The current code that I have is this one. It simply checks the shape of the tensor "images":
train_filenames, train_labels = list_images(args.train_dir)
val_filenames, val_labels = list_images(args.val_dir)
graph = tf.Graph()
with graph.as_default():
# Preprocessing (for both training and validation):
def _parse_function(filename, label):
image_string = tf.read_file(filename)
image_decoded = tf.image.decode_jpeg(image_string, channels=3)
image = tf.cast(image_decoded, tf.float32)
return image, label
# Preprocessing (for training)
def training_preprocess(image, label):
# Random flip and crop
image = tf.image.random_flip_left_right(image)
image = tf.random_crop(image, [args.crop,args.crop, 3])
return image, label
# Preprocessing (for validation)
def val_preprocess(image, label):
flipped_image = tf.image.flip_left_right(image)
batch = tf.stack([image,flipped_image],axis=0)
return batch, label
# Training dataset
train_filenames = tf.constant(train_filenames)
train_labels = tf.constant(train_labels)
train_dataset = tf.contrib.data.Dataset.from_tensor_slices((train_filenames, train_labels))
train_dataset = train_dataset.map(_parse_function,num_threads=args.num_workers, output_buffer_size=args.batch_size)
train_dataset = train_dataset.map(training_preprocess,num_threads=args.num_workers, output_buffer_size=args.batch_size)
train_dataset = train_dataset.shuffle(buffer_size=10000)
batched_train_dataset = train_dataset.batch(args.batch_size)
# Validation dataset
val_filenames = tf.constant(val_filenames)
val_labels = tf.constant(val_labels)
val_dataset = tf.contrib.data.Dataset.from_tensor_slices((val_filenames, val_labels))
val_dataset = val_dataset.map(_parse_function,num_threads=1, output_buffer_size=1)
val_dataset = val_dataset.map(val_preprocess,num_threads=1, output_buffer_size=1)
train_iterator = tf.contrib.data.Iterator.from_structure(batched_train_dataset.output_types,batched_train_dataset.output_shapes)
val_iterator = tf.contrib.data.Iterator.from_structure(val_dataset.output_types,val_dataset.output_shapes)

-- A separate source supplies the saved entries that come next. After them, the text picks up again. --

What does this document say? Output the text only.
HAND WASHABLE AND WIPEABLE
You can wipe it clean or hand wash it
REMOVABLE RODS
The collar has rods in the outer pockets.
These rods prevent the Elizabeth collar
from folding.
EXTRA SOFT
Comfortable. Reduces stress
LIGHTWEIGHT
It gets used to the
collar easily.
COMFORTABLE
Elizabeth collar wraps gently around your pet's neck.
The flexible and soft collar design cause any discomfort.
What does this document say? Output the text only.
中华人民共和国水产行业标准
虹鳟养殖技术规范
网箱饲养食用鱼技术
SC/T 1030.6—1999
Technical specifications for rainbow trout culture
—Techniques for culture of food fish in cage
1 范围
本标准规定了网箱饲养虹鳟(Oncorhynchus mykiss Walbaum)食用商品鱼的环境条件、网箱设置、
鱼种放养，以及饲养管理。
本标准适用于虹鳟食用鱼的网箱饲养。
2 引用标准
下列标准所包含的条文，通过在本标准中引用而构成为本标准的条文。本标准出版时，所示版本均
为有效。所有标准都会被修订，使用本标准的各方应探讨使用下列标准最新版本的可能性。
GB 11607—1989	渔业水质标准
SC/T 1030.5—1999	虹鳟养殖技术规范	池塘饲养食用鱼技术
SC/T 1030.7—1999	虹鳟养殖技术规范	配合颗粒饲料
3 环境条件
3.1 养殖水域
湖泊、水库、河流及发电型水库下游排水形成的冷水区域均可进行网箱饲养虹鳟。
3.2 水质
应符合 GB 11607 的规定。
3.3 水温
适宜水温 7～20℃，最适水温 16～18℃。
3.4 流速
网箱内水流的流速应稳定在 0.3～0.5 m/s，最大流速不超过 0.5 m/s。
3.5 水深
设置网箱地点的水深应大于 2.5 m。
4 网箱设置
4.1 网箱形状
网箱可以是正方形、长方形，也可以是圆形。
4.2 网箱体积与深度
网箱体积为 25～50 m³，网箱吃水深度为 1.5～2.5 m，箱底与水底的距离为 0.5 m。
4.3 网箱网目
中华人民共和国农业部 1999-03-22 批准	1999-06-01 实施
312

train_images, train_labels = train_iterator.get_next()
val_images, val_labels = val_iterator.get_next()
train_init_op = train_iterator.make_initializer(batched_train_dataset)
val_init_op = val_iterator.make_initializer(val_dataset)
# Indicates whether we are in training or in test mode
is_training = tf.placeholder(tf.bool)
def f_true():
with tf.control_dependencies([tf.identity(train_images)]):
return tf.identity(train_images)
def f_false():
return val_images
images = tf.cond(is_training,f_true,f_false)
num_images = images.shape
with tf.Session(graph=graph) as sess:
sess.run(train_init_op)
#sess.run(val_init_op)
img = sess.run(images,{is_training:True})
print(img.shape)
The problem is that when I want to use only the training iterator, I comment the line to initialize the val_init_op but there is the following error:
FailedPreconditionError (see above for traceback): GetNext() failed because the iterator has not been initialized. Ensure that you have run the initializer operation for this iterator before getting the next element.
[[Node: IteratorGetNext_1 = IteratorGetNext[output_shapes=[[2,?,?,3], []], output_types=[DT_FLOAT, DT_INT32], _device="/job:localhost/replica:0/task:0/cpu:0"](Iterator_1)]]
If I do not comment that line everything works as expected, when is_training is true I get training images and when is_training is False I get validation images. The issue is that both the iterators need to be initialized and when I evaluate one of them, the other is incremented too. Since as I said they are of different size this causes an issue.
I hope there is a way to solve it! Thanks in advance
The trick is to call iterator.get_next() inside the f_true() and f_false() functions:
def f_true():
train_images, _ = train_iterator.get_next()
return train_images
def f_false():
val_images, _ = val_iterator.get_next()
return val_images
images = tf.cond(is_training, f_true, f_false)
The same advice applies to any TensorFlow op that has a side effect, like assigning to a variable: if you want that side effect to happen conditionally, the op must be created inside the appropriate branch function passed to tf.cond().